We’re currently at my inlaws, comfortably snuggled and watching the snow. Merry Christmas to you all!
This year I’m offering less books than usual, with a major exception: my younger brother recently took an interest in short stories and specifically asked for some collections, a wish than I am very happy to oblige! (Whenever he reads, he’s normally into Proust or highbrow experimental French lit, just to give you an idea – and he doesn’t read English, so I can safely blog about it here!). Because I was short of time, I found myself in one of these mega-bookshops that I enjoy so little, looking for a book… no, a full bookstack, inspired by Bloglily’s generous gift idea.
My challenge was to find something that he wouldn’t choose by himself, but that he would eventually enjoy… I had a hard time coming up with actual books, because all those I’d thought before entering are either untranslated into French or plain unavailable on short notice in such a bookstore. My first idea was James Salter and Ethan Canin, both authors being very strong on subtle male psychology. But both were missing from the shelves. What a shame! If a French publisher reads this blog (just by chance), I’d recommend to translate them both right away.
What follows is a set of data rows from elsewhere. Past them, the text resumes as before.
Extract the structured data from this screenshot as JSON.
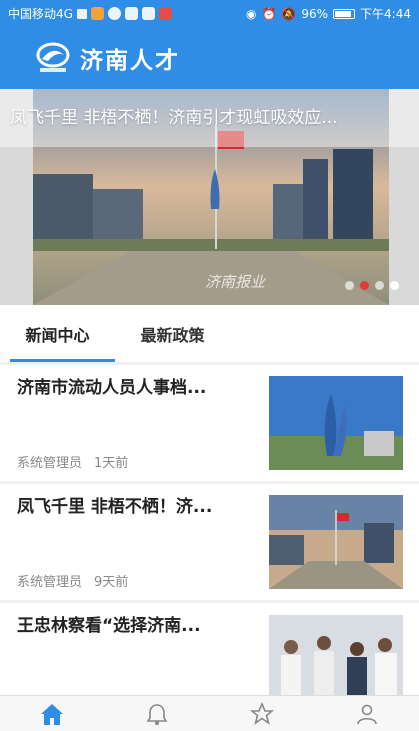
{
  "status_bar": {
    "carrier": "中国移动4G",
    "network": "4G",
    "battery": "96%",
    "time": "下午4:44"
  },
  "app": {
    "title": "济南人才",
    "logo_icon": "jinan-talent-logo"
  },
  "banner": {
    "caption": "凤飞千里 非梧不栖！济南引才现虹吸效应...",
    "watermark": "济南报业",
    "slides_total": 4,
    "active_slide": 2
  },
  "tabs": [
    {
      "label": "新闻中心",
      "active": true
    },
    {
      "label": "最新政策",
      "active": false
    }
  ],
  "news": [
    {
      "title": "济南市流动人员人事档...",
      "author": "系统管理员",
      "time": "1天前"
    },
    {
      "title": "凤飞千里 非梧不栖！济...",
      "author": "系统管理员",
      "time": "9天前"
    },
    {
      "title": "王忠林察看“选择济南...",
      "author": "",
      "time": ""
    }
  ],
  "bottom_nav": [
    {
      "icon": "home-icon",
      "active": true
    },
    {
      "icon": "bell-icon",
      "active": false
    },
    {
      "icon": "star-icon",
      "active": false
    },
    {
      "icon": "user-icon",
      "active": false
    }
  ],
  "colors": {
    "primary": "#2f8de6",
    "text": "#222222",
    "meta": "#888888",
    "dot_active": "#e23b3b"
  }
}
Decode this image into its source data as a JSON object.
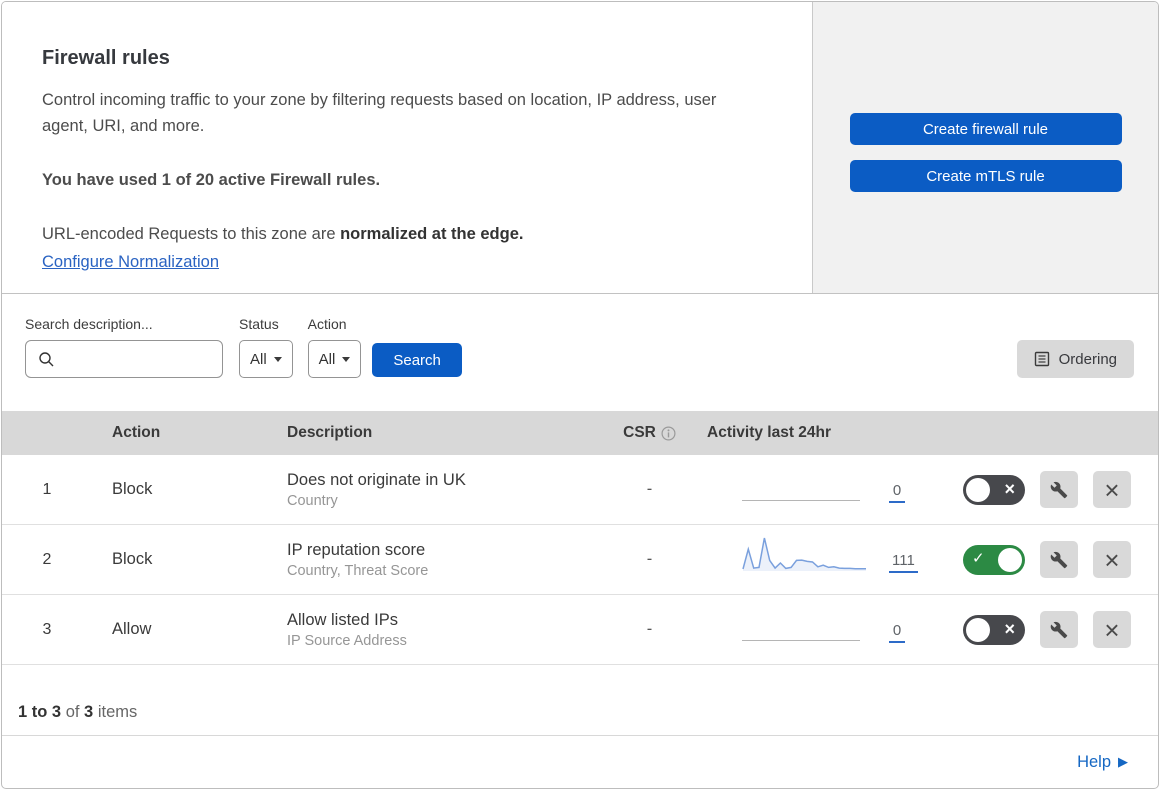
{
  "header": {
    "title": "Firewall rules",
    "description": "Control incoming traffic to your zone by filtering requests based on location, IP address, user agent, URI, and more.",
    "usage_statement": "You have used 1 of 20 active Firewall rules.",
    "normalization_text": "URL-encoded Requests to this zone are ",
    "normalization_bold": "normalized at the edge.",
    "normalization_link": "Configure Normalization",
    "create_firewall_button": "Create firewall rule",
    "create_mtls_button": "Create mTLS rule"
  },
  "filters": {
    "search_label": "Search description...",
    "status_label": "Status",
    "status_value": "All",
    "action_label": "Action",
    "action_value": "All",
    "search_button": "Search",
    "ordering_button": "Ordering"
  },
  "table": {
    "headers": {
      "action": "Action",
      "description": "Description",
      "csr": "CSR",
      "activity": "Activity last 24hr"
    },
    "rows": [
      {
        "num": "1",
        "action": "Block",
        "description": "Does not originate in UK",
        "fields": "Country",
        "csr": "-",
        "count": "0",
        "enabled": false,
        "sparkline": null
      },
      {
        "num": "2",
        "action": "Block",
        "description": "IP reputation score",
        "fields": "Country, Threat Score",
        "csr": "-",
        "count": "111",
        "enabled": true,
        "sparkline": [
          3,
          65,
          6,
          8,
          100,
          30,
          6,
          22,
          5,
          8,
          30,
          31,
          27,
          25,
          10,
          15,
          8,
          10,
          6,
          5,
          5,
          4,
          4,
          4
        ]
      },
      {
        "num": "3",
        "action": "Allow",
        "description": "Allow listed IPs",
        "fields": "IP Source Address",
        "csr": "-",
        "count": "0",
        "enabled": false,
        "sparkline": null
      }
    ]
  },
  "chart_data": {
    "type": "line",
    "title": "Activity last 24hr sparkline (rule 2)",
    "x_range_hours": 24,
    "values": [
      3,
      65,
      6,
      8,
      100,
      30,
      6,
      22,
      5,
      8,
      30,
      31,
      27,
      25,
      10,
      15,
      8,
      10,
      6,
      5,
      5,
      4,
      4,
      4
    ],
    "total": 111,
    "grid": false,
    "legend": false
  },
  "footer": {
    "range": "1 to 3",
    "of_text": " of ",
    "total": "3",
    "items_text": " items",
    "help_label": "Help"
  },
  "colors": {
    "accent_blue": "#0b5cc4",
    "link_blue": "#2a63c2",
    "toggle_on_green": "#2c8a44",
    "toggle_off_gray": "#47484c",
    "sparkline_blue": "#7aa0dd",
    "table_header_gray": "#d8d8d8",
    "panel_gray": "#f1f1f1"
  }
}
I’d given up on Proulx and Alice Munro, because I wasn’t sure the American West would appeal to my very French brother, and I found Munro a bit too.. feminine perhaps? Then I thought of Somerset Maugham (I loved his Far-Eastern tales), but only his novels were in French. Connecting Maugham to Proust for a special turn-of-the century feeling, I arrived to… Edith Wharton. I grant you this, hers is also a very feminine perspective, but I thought that my brother would enjoy a glimpse on Old New York.
Then I moved on to the opposite and looked for something contemporary, dark and strong. I remember my brother’s taste for Humphrey Bogart 1950s mysteries. I wanted noirs and thrillers, but just a few pages long. Did it exist (and in French?) A nice saleswoman in the mystery corner introduced me to the translated Best American Mystery Stories. I chose the collection edited by James Ellroy. I have no idea if he will like it, but I’m sure he’ll get to know a few new writers on the way.
I couldn’t resist and added a few others mysteries to the stack, a Belgian one and an Israeli one by Batya Gur, but these are novels and not short stories, so I won’t go into them here. Do you have suggestions? I recently read that short stories were a female forte, and while I don’t really believe in such a statement, I indeed see that female writers jump to my mind more easily than male ones — What short stories would you recommend for a young man?